Intervention de Bernard Cazeneuve

Réunion du 28 novembre 2012 à 18h45
Commission des affaires européennes

Bernard Cazeneuve, Ministre délégué chargé des affaires européennes :

Je vous remercie pour ces questions auxquelles je vais m'efforcer de répondre le plus précisément possible.

Il y a deux manières de répondre à votre question concernant la Grèce, Monsieur Lambert.

D'une part, la politique d'aide nous coûte moins cher qu'une éventuelle inaction. Si ce pays quittait la zone euro, les conséquences économiques et politiques surviendraient en cascades et les coûts seraient beaucoup plus élevés pour les comptes publics européens en raison du surcroît de récession qui en résulterait et de la réaction des marchés : la parole publique des États européens n'aurait en effet aucune valeur puisque nous abandonnerions la Grèce après avoir martelé que nous ne le ferions pas. Nous ne savons donc pas combien nous coûterait d'abandonner la Grèce à elle-même mais nous savons que cela nous coûterait bien plus cher que ce que nous avons décidé de mobiliser à son profit.

D'autre part, et plus précisément, deux plans d'aide à la Grèce ont été décidés : celui de 2010, de 110 milliards, et celui du mois de février 2012, de 130 milliards. Ce dernier devait être débloqué de manière fractionnée, à travers plusieurs enveloppes, en fonction de la capacité de la Grèce à tenir ses engagements. Les 34 milliards que j'ai évoqués constituent une tranche du financement global de 130 milliards, sur lequel notre Parlement a délibéré. Nous débloquons les différentes enveloppes au fur et à mesure des vérifications que nous exerçons avec le concours de la troïka – UE, BCE, FMI – quant au respect, par la Grèce, de ses obligations. Au terme d'élections tumultueuses, elle a d'ailleurs pris des dispositions devant son Parlement visant à réaliser 18 milliards d'économie, dont 9 milliards dès 2013, et à engager des privatisations à hauteur de 9,5 milliards. Nous avons donc constaté que nous pouvions enclencher le déblocage de la nouvelle tranche du programme et nous tenons nos engagements.

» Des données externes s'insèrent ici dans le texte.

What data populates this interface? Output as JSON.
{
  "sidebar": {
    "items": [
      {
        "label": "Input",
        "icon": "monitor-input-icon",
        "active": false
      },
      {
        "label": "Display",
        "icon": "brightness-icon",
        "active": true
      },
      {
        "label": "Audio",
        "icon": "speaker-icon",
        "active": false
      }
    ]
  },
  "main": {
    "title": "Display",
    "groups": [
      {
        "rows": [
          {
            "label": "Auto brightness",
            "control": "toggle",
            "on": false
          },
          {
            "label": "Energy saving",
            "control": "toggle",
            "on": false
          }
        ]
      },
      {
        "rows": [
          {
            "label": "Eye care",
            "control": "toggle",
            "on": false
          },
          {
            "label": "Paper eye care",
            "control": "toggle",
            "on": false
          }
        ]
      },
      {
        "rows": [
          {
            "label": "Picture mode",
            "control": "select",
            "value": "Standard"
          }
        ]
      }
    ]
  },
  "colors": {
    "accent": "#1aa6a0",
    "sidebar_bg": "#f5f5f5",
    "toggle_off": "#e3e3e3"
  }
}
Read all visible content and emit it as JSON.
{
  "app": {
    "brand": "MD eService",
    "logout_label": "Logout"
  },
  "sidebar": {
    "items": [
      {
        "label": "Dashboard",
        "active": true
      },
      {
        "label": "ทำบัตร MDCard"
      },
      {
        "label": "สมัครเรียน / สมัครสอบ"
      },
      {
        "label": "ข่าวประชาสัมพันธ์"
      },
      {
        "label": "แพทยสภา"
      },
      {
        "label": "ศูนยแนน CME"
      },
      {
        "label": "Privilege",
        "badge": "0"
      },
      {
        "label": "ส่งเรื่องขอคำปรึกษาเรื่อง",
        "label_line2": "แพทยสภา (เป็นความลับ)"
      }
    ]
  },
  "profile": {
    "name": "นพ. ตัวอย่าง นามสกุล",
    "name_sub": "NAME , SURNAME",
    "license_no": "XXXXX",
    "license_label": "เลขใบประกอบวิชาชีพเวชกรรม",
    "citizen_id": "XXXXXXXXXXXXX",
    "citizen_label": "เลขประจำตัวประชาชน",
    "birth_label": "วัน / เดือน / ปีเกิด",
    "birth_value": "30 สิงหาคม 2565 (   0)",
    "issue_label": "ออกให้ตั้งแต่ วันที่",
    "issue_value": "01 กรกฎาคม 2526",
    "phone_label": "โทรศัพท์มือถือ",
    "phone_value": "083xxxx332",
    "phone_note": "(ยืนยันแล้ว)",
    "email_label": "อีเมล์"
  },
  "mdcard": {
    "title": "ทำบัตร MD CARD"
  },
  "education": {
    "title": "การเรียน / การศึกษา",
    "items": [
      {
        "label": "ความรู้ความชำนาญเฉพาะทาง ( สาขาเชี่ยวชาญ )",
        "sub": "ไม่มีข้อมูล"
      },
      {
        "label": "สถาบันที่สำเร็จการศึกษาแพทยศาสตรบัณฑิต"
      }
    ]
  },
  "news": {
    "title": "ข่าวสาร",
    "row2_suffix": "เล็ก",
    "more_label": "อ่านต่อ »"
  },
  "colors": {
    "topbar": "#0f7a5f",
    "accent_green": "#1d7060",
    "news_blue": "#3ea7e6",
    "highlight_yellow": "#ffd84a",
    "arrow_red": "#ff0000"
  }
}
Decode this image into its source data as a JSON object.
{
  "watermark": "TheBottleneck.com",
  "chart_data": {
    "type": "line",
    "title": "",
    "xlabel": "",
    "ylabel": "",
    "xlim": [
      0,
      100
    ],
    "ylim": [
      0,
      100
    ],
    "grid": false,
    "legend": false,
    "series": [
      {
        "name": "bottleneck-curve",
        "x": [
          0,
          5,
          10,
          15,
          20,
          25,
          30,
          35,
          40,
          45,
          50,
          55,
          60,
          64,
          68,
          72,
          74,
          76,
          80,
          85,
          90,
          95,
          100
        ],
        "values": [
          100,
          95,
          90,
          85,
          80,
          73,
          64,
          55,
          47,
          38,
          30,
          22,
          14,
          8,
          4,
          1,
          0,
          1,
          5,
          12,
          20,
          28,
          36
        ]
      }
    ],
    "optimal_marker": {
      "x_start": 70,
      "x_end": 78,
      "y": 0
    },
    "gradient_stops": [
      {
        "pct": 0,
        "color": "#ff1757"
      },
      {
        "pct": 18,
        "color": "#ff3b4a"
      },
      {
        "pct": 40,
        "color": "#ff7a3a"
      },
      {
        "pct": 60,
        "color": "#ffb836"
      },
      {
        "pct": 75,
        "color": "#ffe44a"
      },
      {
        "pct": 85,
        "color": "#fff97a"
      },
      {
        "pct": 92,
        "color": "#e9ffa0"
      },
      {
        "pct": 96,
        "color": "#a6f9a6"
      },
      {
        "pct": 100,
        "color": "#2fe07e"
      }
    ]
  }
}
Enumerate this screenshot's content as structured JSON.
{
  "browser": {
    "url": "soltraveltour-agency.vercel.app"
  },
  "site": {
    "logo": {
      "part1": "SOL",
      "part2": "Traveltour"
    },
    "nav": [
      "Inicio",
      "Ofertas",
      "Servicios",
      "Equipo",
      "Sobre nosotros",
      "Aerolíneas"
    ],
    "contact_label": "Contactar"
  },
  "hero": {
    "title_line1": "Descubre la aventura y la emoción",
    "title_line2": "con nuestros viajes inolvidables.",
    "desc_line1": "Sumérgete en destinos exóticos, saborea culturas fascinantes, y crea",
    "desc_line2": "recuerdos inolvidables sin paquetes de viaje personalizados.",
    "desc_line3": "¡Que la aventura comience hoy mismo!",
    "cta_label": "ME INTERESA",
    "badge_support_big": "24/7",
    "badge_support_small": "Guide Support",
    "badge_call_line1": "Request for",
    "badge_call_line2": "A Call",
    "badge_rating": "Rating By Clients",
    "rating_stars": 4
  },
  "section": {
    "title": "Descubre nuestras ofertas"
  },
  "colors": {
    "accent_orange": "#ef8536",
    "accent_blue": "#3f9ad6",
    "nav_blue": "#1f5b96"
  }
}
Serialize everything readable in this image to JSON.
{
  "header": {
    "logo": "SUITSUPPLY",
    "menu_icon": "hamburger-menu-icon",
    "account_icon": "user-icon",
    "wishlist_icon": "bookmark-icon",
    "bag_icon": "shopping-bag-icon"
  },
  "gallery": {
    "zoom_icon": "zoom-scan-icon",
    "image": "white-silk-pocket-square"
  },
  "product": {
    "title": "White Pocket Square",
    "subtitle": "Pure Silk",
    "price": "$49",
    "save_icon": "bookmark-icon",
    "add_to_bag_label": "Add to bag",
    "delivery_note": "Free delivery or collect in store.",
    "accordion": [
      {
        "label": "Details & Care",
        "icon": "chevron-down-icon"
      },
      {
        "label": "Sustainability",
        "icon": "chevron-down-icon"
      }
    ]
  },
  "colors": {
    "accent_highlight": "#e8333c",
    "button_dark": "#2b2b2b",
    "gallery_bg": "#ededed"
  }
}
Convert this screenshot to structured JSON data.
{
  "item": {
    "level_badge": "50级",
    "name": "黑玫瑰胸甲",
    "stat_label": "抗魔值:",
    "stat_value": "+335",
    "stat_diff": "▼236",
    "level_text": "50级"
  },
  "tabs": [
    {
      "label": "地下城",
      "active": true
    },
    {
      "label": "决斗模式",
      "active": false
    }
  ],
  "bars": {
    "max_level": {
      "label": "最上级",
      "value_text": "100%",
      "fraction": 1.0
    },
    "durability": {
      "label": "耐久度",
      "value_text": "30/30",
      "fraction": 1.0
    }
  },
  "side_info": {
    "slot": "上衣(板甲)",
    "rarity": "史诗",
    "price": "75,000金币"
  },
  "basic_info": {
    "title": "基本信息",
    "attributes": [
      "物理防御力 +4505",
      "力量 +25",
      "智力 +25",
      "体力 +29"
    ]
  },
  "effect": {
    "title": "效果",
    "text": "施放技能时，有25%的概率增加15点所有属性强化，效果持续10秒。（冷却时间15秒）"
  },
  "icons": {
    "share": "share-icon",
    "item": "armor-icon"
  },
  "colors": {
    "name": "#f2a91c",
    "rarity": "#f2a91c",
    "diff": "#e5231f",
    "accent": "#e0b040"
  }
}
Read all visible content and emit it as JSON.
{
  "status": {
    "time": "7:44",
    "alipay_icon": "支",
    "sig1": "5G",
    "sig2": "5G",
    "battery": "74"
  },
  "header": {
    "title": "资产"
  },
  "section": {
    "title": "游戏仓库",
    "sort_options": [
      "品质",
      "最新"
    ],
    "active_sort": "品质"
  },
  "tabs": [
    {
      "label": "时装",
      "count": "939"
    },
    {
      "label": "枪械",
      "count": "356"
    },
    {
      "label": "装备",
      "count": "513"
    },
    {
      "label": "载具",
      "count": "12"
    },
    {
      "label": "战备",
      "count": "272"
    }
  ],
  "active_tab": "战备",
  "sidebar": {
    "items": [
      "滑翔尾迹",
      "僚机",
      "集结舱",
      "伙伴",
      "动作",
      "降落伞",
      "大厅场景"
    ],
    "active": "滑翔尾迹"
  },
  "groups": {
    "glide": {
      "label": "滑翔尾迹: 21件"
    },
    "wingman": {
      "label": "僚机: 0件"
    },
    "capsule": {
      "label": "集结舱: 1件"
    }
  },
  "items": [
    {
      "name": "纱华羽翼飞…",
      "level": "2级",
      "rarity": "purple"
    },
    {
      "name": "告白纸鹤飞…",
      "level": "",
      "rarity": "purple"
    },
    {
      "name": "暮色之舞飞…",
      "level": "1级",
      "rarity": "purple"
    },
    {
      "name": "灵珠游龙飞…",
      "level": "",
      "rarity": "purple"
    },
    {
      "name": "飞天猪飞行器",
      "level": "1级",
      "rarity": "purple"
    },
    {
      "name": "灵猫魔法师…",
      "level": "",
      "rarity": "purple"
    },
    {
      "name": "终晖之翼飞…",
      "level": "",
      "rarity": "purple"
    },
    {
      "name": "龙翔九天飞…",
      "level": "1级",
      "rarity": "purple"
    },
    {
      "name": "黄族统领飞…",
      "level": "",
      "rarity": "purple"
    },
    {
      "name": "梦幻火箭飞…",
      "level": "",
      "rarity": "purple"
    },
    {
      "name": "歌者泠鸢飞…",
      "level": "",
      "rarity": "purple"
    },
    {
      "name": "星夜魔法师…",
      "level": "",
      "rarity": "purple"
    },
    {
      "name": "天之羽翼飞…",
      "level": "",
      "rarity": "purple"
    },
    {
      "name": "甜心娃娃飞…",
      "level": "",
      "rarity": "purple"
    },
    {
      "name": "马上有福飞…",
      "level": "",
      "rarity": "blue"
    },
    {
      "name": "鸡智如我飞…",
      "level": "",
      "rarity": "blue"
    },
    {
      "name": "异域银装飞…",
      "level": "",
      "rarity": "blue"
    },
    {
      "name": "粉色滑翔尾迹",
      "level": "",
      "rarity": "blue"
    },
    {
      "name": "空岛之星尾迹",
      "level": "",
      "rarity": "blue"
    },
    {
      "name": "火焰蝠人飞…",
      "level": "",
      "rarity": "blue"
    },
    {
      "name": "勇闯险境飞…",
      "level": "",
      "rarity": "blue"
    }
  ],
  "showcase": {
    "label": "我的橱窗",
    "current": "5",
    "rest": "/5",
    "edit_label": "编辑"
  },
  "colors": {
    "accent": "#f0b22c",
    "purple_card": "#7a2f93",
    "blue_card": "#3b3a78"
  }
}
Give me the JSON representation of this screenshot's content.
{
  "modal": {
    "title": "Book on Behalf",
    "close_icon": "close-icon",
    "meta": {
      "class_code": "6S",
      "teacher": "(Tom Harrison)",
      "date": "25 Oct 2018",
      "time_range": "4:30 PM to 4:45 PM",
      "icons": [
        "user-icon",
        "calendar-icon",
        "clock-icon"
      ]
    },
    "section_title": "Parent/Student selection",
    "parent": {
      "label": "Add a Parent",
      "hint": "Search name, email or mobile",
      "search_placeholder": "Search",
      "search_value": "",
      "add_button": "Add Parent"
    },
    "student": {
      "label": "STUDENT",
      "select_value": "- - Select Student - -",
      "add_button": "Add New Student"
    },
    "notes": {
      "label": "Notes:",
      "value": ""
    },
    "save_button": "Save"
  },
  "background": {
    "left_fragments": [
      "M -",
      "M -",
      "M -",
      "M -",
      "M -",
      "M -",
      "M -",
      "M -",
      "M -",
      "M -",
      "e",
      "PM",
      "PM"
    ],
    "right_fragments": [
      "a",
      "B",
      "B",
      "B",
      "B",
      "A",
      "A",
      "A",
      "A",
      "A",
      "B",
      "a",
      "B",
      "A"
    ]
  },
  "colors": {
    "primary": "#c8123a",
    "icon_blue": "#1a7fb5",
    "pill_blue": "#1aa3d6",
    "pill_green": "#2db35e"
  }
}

Par-delà le programme, la restitution sous séquestre de liquidités engrangées par les banques centrales suite à l'achat de la dette grecque permet d'alléger les charges d'emprunt de ce pays. L'inverse aurait été évidemment choquant.

Par ailleurs, j'entends souvent dire qu'il n'est pas très heureux de défendre les enveloppes de la PAC sans la faire évoluer. Certes, mais pour qu'elle évolue dans le sens de la convergence et d'une répartition plus équitable des aides entre les grandes exploitations, il faut qu'elle dispose d'un bon niveau d'enveloppes. Je note, d'ailleurs, que dans un certain nombre de pays, les aides sont déplafonnées. Dans le cadre de la discussion du budget de l'UE, nous nous sommes battus pour que M. Van Rompuy n'inclue pas dans sa proposition le déplafonnement des aides d'un certain nombre de céréaliers allemands ou d'autres pays, dont la France. Comme le disait M. Lambert, il n'y a pas de raison pour que les petits exploitants laitiers d'une région chère à mon coeur souffrent de la fin des quotas et de la crise de la surproduction laitière quand d'autres commencent à gagner de l'argent avant même d'avoir commencé à travailler.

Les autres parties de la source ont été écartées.